Following the visits of the ambassadors of Genoa and Siam, the embassy of Persia was the third and final one to be received by Louis XIV in the Hall of Mirrors. The king had organised the ultimate demonstration of his splendour, but the embassy turned out to rather a rather puzzling one…
At 11 am on 19 February 1715, Mohammed Reza Beg, Ambassador Extraordinary, entered the Palace gates on horseback, accompanied by his entourage, the Introducer of Ambassadors and the Lieutenant of the King’s Armies. A large crowd had filled Avenue de Paris and the courtyards to watch this exotic embassy arrive. In the Hall of Mirrors, four rows of tiered seats had been installed for the courtiers, only the most finely dressed of whom were allowed to enter. The hall was full of people, including a large number of foreigners. The king was on his throne at the end of the hall, along with the future Louis XV and his governess, Mme de Ventadour, flanked by the Duke of Orléans and the princes of the blood. Positioned at the foot of the platform to record the moment was the painter Coypel, along with Claude Gros de Boze, a scholar, numismatist and Secretary of the Académie des Inscriptions.
The reception of the ambassador of Persia provided inspiration for the Persian Letters by Montesquieu, written in 1721.

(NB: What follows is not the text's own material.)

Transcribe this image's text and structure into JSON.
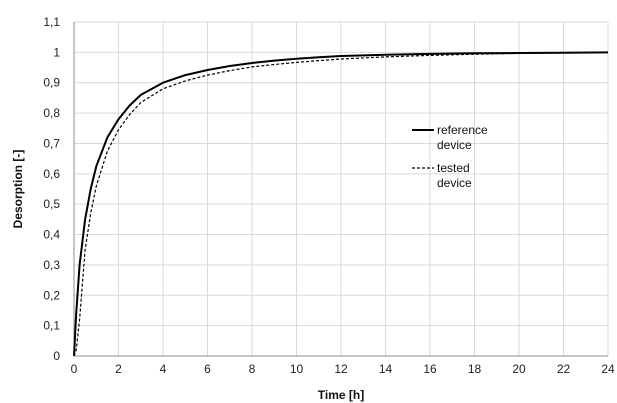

Louis XIV wanted to make an impact, and was dressed in black and gold bedecked with diamonds – garb worth an astronomical 12,500,000 Livres, and so heavily encrusted that right after dinner the king had to change. The rest of the royal family were similarly dressed. The Dauphin was also wearing an outfit covered with precious stones, while the Duke of Orléans wore embroidered blue velvet covered with pearls and diamonds, and the Duke of Maine and the Count of Toulouse, legitimated sons of the king, wore decorations of diamonds and pearls and precious stones.
The ambassador entered the gallery with an interpreter but, pretending to understand French, declared himself unhappy with the translation. A long audience with the king was followed by a dinner in his honour. After visiting the young Dauphin, whom he had become fond of, the mysterious Persian left Versailles.
The purpose of the ambassador’s visit is highly uncertain. Mohammed Reza Beg had arrived in Paris on 7 February but, according to Saint-Simon, brought no form of accreditation. The king believed he was an ambassador and received him, offering him accommodation in town with his First Valet de Chambre, Bontemps. His entourage was somewhat mediocre, as were his presents to the king, and some suspect that he was just a provincial official on a visit for his own pleasure. The king received him a second, and final, time on 13 August. This was his last diplomatic act.